June 21, 2019 2341

Who to contact when buying real estate - a realtor or a lawyer?

Real estate (buildings, facilities, land) in Ukraine remains one of the most popular assets for investment. There are several reasons for this: volatility of the hryvnia, low confidence in banks and pension programs, underdeveloped stock market, etc.

Real estate is also often offered in exchange for stakes in a business or goes toward paying off a debt. However, whatever the reason for buying it, one should make sure that the deal is profitable and legally secure before proceeding with it, since any mistake could turn your new acquisition into a burden rather than investment.

For this, first assess the following aspects:

  • expenses for the acquisition and maintenance of such property, including taxes;
  • risk of losing property after purchase;
  • risks associated with the use of real estate (for instance, unauthorized connection to utility networks or lack of connection to them, hidden defects that cannot be detected through visual inspection, impossibility of using the property for the investor’s purposes (the latter happens particularly often in case of land plots), etc.);
  • property protection options and potential costs of such protection;
  • options for generating income using the property.

Who can find drawbacks in the transaction: lawyer and/or estate agent

It may sometimes seem that in real estate transactions, lawyers and estate agents are interchangeable or that they are competitors. That is not the case. A lawyer and an estate agent are a duo that makes a transaction secure.

Who can find the asset, ensure its compliance with the client's requirements for the area, location, price and other characteristics? Estate agents.

They will also check whether the seller is the owner of the building or land and help screen risky offers. They will help you find a notary and negotiate the price with the seller. They will obtain certificates confirming the absence of debts on utilities (which is important when buying apartments and residential homes) and will help you save time and money.

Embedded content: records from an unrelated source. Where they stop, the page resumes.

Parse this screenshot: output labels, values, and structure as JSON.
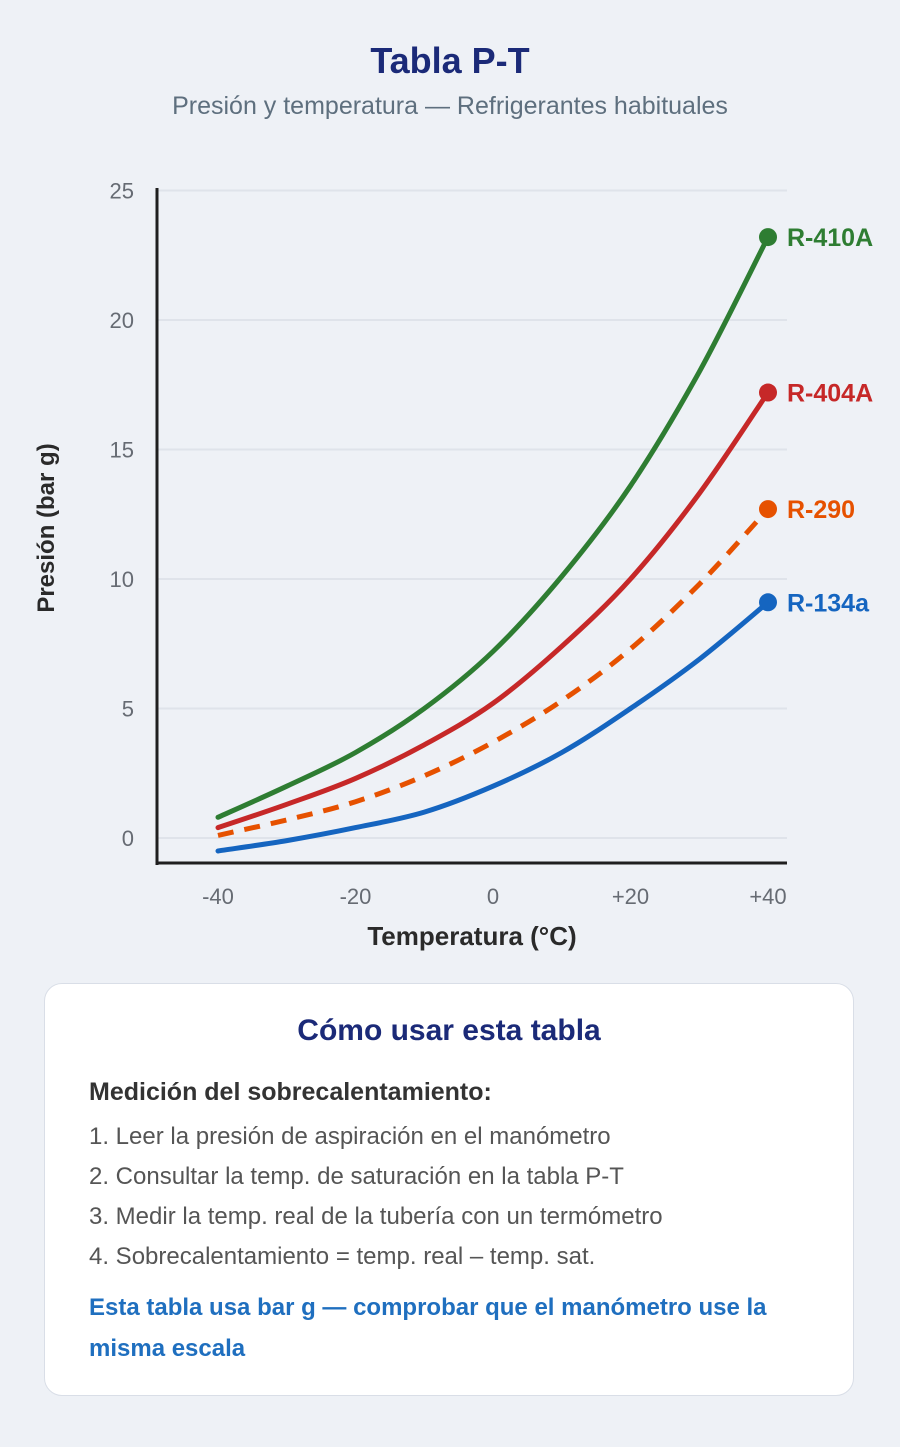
{
  "header": {
    "title": "Tabla P-T",
    "subtitle": "Presión y temperatura — Refrigerantes habituales"
  },
  "chart_data": {
    "type": "line",
    "xlabel": "Temperatura (°C)",
    "ylabel": "Presión (bar g)",
    "xlim": [
      -45,
      45
    ],
    "ylim": [
      -1,
      25
    ],
    "x_ticks": [
      {
        "value": -40,
        "label": "-40"
      },
      {
        "value": -20,
        "label": "-20"
      },
      {
        "value": 0,
        "label": "0"
      },
      {
        "value": 20,
        "label": "+20"
      },
      {
        "value": 40,
        "label": "+40"
      }
    ],
    "y_ticks": [
      {
        "value": 0,
        "label": "0"
      },
      {
        "value": 5,
        "label": "5"
      },
      {
        "value": 10,
        "label": "10"
      },
      {
        "value": 15,
        "label": "15"
      },
      {
        "value": 20,
        "label": "20"
      },
      {
        "value": 25,
        "label": "25"
      }
    ],
    "grid": "horizontal",
    "legend": "end-of-line labels",
    "x": [
      -40,
      -30,
      -20,
      -10,
      0,
      10,
      20,
      30,
      40
    ],
    "series": [
      {
        "name": "R-410A",
        "color": "#2e7d32",
        "dashed": false,
        "values": [
          0.8,
          2.0,
          3.3,
          5.0,
          7.2,
          10.1,
          13.6,
          18.0,
          23.2
        ]
      },
      {
        "name": "R-404A",
        "color": "#c62828",
        "dashed": false,
        "values": [
          0.4,
          1.3,
          2.3,
          3.6,
          5.2,
          7.4,
          10.0,
          13.3,
          17.2
        ]
      },
      {
        "name": "R-290",
        "color": "#e65100",
        "dashed": true,
        "values": [
          0.1,
          0.7,
          1.4,
          2.4,
          3.7,
          5.3,
          7.3,
          9.8,
          12.7
        ]
      },
      {
        "name": "R-134a",
        "color": "#1565c0",
        "dashed": false,
        "values": [
          -0.5,
          -0.1,
          0.4,
          1.0,
          2.0,
          3.3,
          5.0,
          6.9,
          9.1
        ]
      }
    ]
  },
  "card": {
    "title": "Cómo usar esta tabla",
    "heading": "Medición del sobrecalentamiento:",
    "steps": [
      "1. Leer la presión de aspiración en el manómetro",
      "2. Consultar la temp. de saturación en la tabla P-T",
      "3. Medir la temp. real de la tubería con un termómetro",
      "4. Sobrecalentamiento = temp. real – temp. sat."
    ],
    "note": "Esta tabla usa bar g — comprobar que el manómetro use la misma escala"
  }
}
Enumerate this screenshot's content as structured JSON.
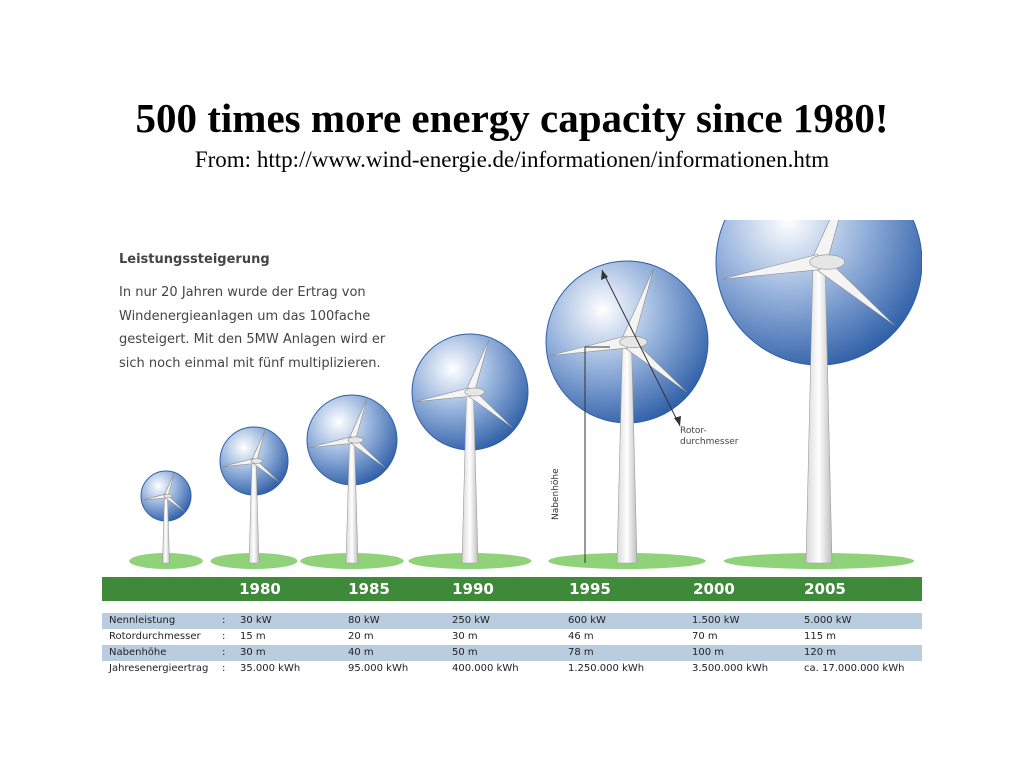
{
  "slide": {
    "title": "500 times more energy capacity since 1980!",
    "subtitle": "From: http://www.wind-energie.de/informationen/informationen.htm"
  },
  "figure": {
    "heading": "Leistungssteigerung",
    "intro": "In nur 20 Jahren wurde der Ertrag von Windenergieanlagen um das 100fache gesteigert. Mit den 5MW Anlagen wird er sich noch einmal mit fünf multiplizieren.",
    "callout_rotor": "Rotor-\ndurchmesser",
    "callout_hub": "Nabenhöhe",
    "colors": {
      "band_green": "#3f8a3a",
      "rotor_blue": "#3a6db5",
      "row_shade": "#b9cce0",
      "grass": "#8fd27a"
    },
    "icons": [
      "wind-turbine-icon"
    ],
    "years": [
      "1980",
      "1985",
      "1990",
      "1995",
      "2000",
      "2005"
    ],
    "table": [
      {
        "label": "Nennleistung",
        "sep": ":",
        "values": [
          "30 kW",
          "80 kW",
          "250 kW",
          "600 kW",
          "1.500 kW",
          "5.000 kW"
        ]
      },
      {
        "label": "Rotordurchmesser",
        "sep": ":",
        "values": [
          "15 m",
          "20 m",
          "30 m",
          "46 m",
          "70 m",
          "115 m"
        ]
      },
      {
        "label": "Nabenhöhe",
        "sep": ":",
        "values": [
          "30 m",
          "40 m",
          "50 m",
          "78 m",
          "100 m",
          "120 m"
        ]
      },
      {
        "label": "Jahresenergieertrag",
        "sep": ":",
        "values": [
          "35.000 kWh",
          "95.000 kWh",
          "400.000 kWh",
          "1.250.000 kWh",
          "3.500.000 kWh",
          "ca. 17.000.000 kWh"
        ]
      }
    ]
  }
}
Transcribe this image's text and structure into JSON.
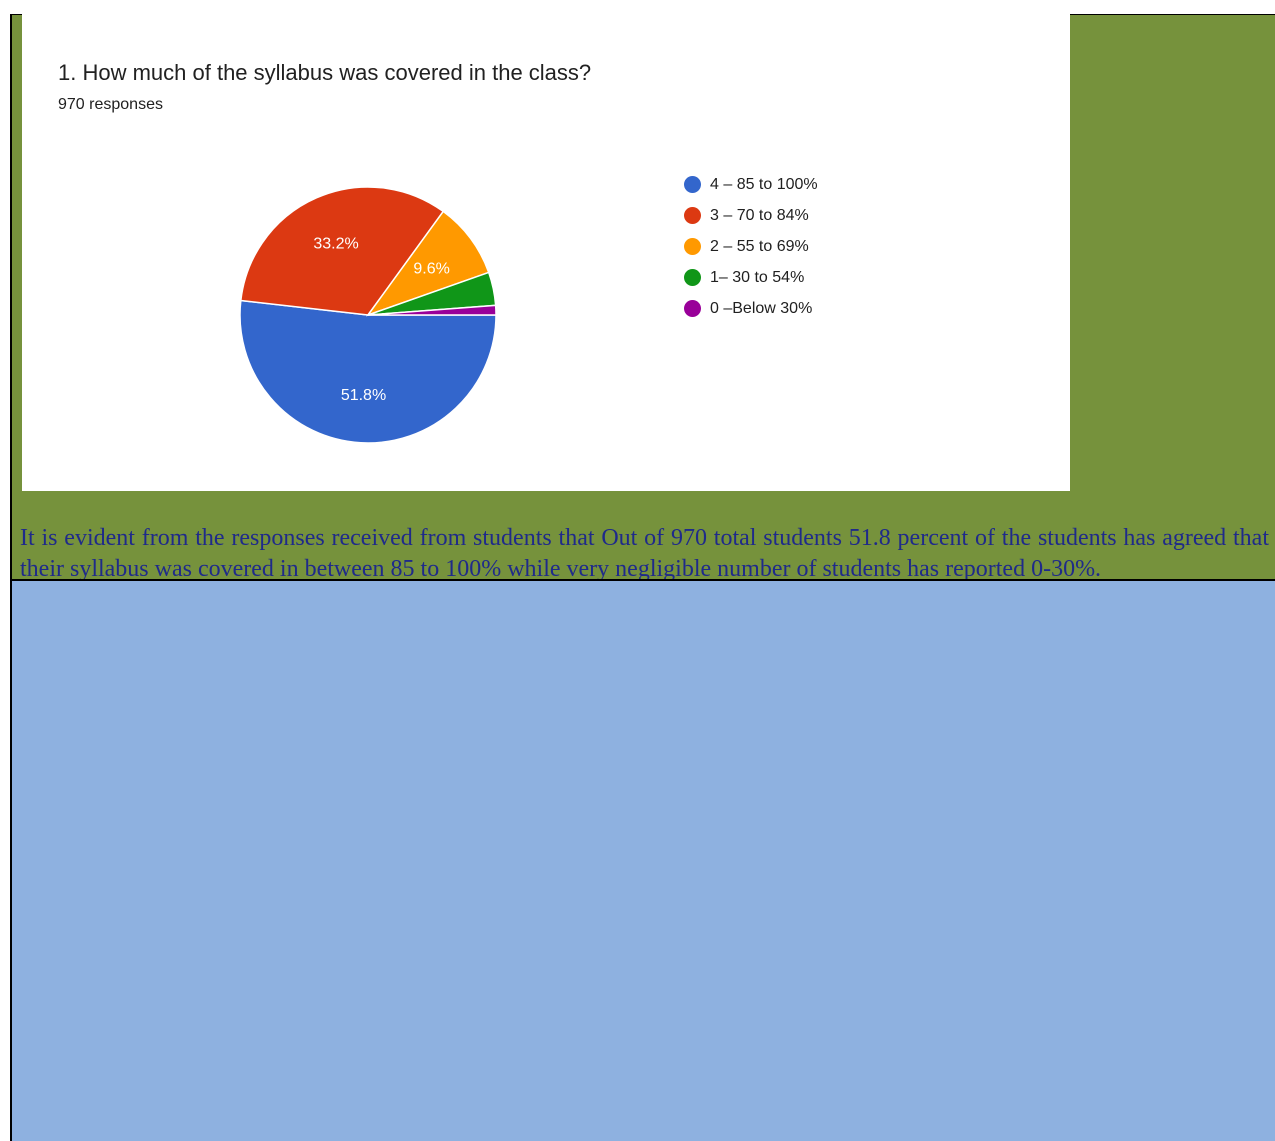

As for lawyers, they will calculate how much money you’ll be paying annually in taxes and what tax benefits you can expect. They will study the asset’s previous history and determine whether there’s a danger of losing it in the future. It’s the history of a building and/or land plot that often hides pitfalls that could cost you that property somewhere down the line.

It is the lawyers that will check whether the seller’s rights to the asset are legal and whether there are ongoing legal disputes or criminal proceedings concerning these rights; they will check the documents in terms of connections to utility networks and arrange for inspections of the asset’s technical conditions and communications. They will find out whether the building and/or land plot can be used for the investor’s intended purposes and whether the law has any restrictions in this regard. They can also help make the asset secure from any outside attempts to take it away, which is especially relevant in this day and age.

Let’s clarify the difference using three real life examples.

Story 1.

A businessman wanted to buy a land plot from a company (legal entity). The estate agent saw no problems: the title documents were there and the land plot was registered in the cadastre. The lawyer, however, discovered a fact that was very important for the deal: criminal proceedings had been opened in connection with the abuse of authority by officials and other violations committed during the privatization of the land in question, which could have left the buyer without his land in the future.

Story 2.

A company decided to buy a land plot, the rights to which were established by an outdated title, meaning that the land in question was not included in the state land cadastre and its borders were not clearly defined. The documents for the plot were valid, the procedure for entering the plot in the cadastre and assigning it a cadastral number was clear, and the price was good – it seemed there was no reason not to proceed with the deal.

However, after a document audit, it turned out that a part of the land plot was located on the land attached to railway tracks, which may not privately owned. This was a violation of the law committed during the registration of ownership rights to the land by the seller. Considering that the Ukrainian Railways and its branches are currently conducting a rigorous inventory of state-owned lands under their jurisdiction, the investor could have lost the land soon after purchasing it. It would have been very difficult or outright impossible to identify this risk without a lawyer.

Story 3.

A company wished to purchase a building in the center of Kharkov. The estate agent checked the documents for both the building and the attached land and found them to be in order. The lawyer, however, discovered after an audit that the building had been declared a monument of local architecture, making its use subject to a number of restrictions under the law. Moreover, the seller had failed to follow the law-prescribed procedures when buying the property in the past, which could have rendered the deal invalid and could have potentially deprived the company of the building.

Are lawyers and estate agents interchangeable?

No. They have different functions. The estate agent finds assets for investment, while the lawyer checks their security and determines associated costs.

A lawyer checkup will also protect the estate agents themselves from potential lawsuits by disgruntled buyers demanding compensation for their losses. After all, if the investor incurs extra costs or loses the rights to a building and/or land plot, they may demand compensation from the estate agent who had made an offer of that asset in the first place.